Mobile phones are replacing bank accounts in Africa
It doesn’t look like the hub of an online bank. But that’s what the yellow and blue metal kiosk becomes when Albert Agane locks himself behind the metal bars every day at 6 a.m.
From his perch along a dusty suburban thoroughfare in Accra, the 28-year-old helps fellow Ghanaians withdraw or deposit cash for accounts they operate from their mobile phones. All they need do is text.
Mobile money is the fastest-growing source of income for wireless-network operators like MTN Group Ltd. and Vodafone Group Plc’s Safaricom unit, outpacing data since many Africans don’t have the latest smartphones. They need agents like Agane because ATMs and bank branches are out of reach, or too costly.
“In a village, where there are no banks, you can go to an agent and transact,” said Agane, who earns a commission of about 1 percent for moving as much as 20,000 cedis ($3,700) a day. “Once people have phones there’s no need for a bank account.”

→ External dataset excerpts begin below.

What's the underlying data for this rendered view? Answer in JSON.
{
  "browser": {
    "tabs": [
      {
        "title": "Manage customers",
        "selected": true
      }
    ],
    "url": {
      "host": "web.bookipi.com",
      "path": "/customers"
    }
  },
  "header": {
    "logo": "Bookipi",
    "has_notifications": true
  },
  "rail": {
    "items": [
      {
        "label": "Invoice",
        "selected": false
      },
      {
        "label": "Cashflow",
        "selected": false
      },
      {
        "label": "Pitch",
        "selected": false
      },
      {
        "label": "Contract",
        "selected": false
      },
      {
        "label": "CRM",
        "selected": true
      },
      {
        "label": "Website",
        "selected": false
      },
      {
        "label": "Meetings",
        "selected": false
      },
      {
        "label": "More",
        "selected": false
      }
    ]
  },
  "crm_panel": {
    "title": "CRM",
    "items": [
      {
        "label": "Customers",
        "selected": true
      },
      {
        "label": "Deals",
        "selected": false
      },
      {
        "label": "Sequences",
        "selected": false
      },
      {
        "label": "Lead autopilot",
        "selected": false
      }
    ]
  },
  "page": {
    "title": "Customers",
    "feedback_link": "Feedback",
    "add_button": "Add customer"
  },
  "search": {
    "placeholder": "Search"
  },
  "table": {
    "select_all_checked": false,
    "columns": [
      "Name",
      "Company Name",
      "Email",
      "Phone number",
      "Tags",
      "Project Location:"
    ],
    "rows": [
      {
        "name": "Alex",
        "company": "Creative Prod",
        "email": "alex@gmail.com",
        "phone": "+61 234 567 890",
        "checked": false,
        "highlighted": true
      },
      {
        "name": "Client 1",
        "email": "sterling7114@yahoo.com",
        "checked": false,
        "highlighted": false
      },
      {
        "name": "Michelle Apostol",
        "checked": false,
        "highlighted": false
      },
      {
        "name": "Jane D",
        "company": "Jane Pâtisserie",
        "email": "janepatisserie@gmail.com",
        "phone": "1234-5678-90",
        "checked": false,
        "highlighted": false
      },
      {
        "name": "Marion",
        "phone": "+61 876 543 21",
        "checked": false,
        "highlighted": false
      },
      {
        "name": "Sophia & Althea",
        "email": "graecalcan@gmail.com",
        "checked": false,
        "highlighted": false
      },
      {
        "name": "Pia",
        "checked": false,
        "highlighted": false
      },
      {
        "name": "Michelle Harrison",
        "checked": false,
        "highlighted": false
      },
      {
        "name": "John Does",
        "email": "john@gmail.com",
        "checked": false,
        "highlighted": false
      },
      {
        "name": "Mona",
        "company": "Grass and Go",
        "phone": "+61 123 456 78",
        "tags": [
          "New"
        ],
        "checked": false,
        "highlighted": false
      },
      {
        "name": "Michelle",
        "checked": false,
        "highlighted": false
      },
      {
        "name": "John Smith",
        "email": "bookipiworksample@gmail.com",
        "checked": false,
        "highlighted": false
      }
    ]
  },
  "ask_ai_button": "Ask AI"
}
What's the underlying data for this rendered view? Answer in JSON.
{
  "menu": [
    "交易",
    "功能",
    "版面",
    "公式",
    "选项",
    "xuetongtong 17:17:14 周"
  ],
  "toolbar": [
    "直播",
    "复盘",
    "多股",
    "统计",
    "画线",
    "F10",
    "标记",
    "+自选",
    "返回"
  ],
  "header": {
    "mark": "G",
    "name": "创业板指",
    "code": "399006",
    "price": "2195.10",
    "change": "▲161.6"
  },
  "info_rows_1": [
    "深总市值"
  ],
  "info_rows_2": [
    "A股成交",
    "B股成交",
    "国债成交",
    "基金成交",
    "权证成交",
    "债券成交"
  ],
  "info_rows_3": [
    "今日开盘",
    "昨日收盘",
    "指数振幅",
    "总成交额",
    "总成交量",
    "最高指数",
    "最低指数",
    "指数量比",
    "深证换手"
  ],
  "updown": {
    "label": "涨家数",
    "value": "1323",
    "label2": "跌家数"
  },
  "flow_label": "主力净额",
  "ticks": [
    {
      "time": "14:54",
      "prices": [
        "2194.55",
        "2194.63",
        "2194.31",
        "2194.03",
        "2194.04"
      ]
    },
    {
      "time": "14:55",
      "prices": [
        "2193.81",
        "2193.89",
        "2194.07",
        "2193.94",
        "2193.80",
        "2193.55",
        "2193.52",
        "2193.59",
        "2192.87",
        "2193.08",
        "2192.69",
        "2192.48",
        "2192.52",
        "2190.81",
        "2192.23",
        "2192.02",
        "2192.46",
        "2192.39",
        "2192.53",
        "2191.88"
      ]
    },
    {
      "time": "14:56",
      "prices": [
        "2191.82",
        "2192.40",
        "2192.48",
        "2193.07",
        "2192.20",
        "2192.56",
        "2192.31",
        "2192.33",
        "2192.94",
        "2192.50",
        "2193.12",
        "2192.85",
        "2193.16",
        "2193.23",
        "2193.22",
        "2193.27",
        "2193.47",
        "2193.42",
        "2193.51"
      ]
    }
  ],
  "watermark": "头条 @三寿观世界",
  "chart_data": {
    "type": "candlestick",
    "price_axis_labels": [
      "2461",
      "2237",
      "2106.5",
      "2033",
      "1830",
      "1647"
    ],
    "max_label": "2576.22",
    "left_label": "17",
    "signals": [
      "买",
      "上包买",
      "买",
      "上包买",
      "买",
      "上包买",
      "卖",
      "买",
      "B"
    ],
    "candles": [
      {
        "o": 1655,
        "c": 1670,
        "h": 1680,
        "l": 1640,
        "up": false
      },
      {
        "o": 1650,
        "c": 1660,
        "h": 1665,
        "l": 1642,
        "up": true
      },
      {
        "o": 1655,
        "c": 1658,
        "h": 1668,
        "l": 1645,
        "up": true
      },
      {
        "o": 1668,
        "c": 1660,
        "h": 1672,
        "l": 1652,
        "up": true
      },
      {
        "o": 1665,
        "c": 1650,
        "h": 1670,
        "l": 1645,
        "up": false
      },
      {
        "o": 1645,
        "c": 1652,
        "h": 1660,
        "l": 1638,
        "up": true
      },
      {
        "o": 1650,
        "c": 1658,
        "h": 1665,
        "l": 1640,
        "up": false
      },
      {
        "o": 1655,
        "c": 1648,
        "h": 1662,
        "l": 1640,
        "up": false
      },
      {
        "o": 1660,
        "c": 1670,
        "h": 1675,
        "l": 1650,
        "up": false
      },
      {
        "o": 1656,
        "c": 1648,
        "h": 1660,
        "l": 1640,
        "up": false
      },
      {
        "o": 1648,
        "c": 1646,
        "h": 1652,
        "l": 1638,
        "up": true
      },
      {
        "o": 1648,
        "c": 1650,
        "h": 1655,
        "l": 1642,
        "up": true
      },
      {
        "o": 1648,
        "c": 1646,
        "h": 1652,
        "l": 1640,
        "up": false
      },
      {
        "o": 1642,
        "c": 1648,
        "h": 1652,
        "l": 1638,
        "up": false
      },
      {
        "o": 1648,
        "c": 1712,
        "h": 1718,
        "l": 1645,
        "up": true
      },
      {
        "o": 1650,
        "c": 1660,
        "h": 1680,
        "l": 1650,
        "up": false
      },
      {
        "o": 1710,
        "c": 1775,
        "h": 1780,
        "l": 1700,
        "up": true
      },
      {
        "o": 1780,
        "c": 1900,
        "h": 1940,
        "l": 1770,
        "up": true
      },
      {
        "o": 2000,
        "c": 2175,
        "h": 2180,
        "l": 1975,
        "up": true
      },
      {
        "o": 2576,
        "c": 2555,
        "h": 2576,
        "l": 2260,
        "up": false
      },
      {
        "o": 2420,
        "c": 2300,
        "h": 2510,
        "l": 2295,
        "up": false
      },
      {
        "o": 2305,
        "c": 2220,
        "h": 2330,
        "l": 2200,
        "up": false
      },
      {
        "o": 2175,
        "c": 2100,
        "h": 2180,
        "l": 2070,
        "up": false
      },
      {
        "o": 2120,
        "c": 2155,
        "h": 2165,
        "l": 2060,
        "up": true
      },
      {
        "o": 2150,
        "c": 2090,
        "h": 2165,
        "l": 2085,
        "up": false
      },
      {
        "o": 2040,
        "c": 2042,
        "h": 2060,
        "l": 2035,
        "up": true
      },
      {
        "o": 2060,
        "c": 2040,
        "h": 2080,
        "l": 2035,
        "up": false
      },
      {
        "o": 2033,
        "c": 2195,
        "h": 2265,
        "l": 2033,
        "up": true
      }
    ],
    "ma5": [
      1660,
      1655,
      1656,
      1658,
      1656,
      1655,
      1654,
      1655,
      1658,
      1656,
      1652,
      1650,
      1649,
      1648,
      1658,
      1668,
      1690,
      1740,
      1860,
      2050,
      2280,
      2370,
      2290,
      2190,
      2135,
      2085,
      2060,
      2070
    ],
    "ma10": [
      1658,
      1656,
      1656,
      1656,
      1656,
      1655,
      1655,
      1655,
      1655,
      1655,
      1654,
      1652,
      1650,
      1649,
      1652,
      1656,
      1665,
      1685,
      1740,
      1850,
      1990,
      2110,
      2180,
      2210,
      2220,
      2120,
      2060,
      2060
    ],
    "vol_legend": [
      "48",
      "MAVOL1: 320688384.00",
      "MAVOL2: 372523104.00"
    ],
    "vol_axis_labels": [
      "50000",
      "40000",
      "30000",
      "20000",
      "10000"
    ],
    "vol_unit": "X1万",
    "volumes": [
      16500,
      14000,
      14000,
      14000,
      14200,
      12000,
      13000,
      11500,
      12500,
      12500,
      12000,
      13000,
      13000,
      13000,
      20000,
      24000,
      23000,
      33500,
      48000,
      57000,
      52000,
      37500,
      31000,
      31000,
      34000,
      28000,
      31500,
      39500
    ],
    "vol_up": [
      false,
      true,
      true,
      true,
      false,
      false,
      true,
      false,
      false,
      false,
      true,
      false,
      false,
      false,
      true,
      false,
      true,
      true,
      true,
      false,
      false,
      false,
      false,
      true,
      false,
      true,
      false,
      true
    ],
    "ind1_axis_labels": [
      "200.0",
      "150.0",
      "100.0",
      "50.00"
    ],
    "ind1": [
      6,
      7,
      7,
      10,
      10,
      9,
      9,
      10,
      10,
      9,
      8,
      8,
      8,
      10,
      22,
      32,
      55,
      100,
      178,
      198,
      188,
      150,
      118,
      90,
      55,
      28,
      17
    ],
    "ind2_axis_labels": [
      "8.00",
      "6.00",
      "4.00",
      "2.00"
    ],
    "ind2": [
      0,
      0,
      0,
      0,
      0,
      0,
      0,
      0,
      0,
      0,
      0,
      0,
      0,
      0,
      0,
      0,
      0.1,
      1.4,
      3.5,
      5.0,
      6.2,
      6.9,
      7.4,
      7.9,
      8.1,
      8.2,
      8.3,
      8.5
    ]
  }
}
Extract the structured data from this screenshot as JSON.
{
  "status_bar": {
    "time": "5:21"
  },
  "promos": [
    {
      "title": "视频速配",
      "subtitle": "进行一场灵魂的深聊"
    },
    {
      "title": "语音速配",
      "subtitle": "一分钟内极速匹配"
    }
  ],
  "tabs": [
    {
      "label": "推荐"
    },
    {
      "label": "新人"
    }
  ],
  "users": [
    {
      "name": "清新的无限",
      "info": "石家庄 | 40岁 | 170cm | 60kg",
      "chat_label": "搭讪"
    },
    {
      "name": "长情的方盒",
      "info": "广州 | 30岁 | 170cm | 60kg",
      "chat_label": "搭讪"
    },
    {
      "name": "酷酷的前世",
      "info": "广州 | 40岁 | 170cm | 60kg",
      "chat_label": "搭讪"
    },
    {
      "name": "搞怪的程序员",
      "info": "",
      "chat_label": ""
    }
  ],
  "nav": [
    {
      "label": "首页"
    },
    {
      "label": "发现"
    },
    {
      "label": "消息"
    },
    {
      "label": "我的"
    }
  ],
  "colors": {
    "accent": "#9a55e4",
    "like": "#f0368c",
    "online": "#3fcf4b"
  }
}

The service has become an indispensable part of how Africa’s 1.2 billion people live, from buying funeral cover to borrowing money. The number of registered users in Ghana soared 11-fold between 2013 and 2017, International Monetary Fund data shows. Across the continent in Kenya, where it was pioneered, the value of such transactions amounts to almost half of gross domestic product, according to the World Bank.
Sub-Saharan Africa has more mobile-money accounts than anywhere else in the world with about 396 million registered users at the end of 2018, a 14% increase from a year earlier, according to the GSM Association. As it catches on around the world, South Asia saw 29% growth in 2018, and it was 38% for East Asia and the Pacific.
“There are a lot of partnership opportunities with immense revenue potential for both mobile-network operators and banks,” said Patrick Quantson, head of digital transformation at the Accra-based unit of Standard Bank Group Ltd., Africa’s largest lender. “The mass appeal of mobile-money services and the mode of delivery also presents an opportunity to scale financial products to all market segments, at incredibly lower costs.”
It’s easy to see why Agane—one of 182,000 mobile-money agents—is busier than the ATMs around Ghana’s capital city. There are more than 1,740 such outlets per 100,000 people in the country, compared with only 11.7 ATMs and 8.7 bank branches, the IMF data show.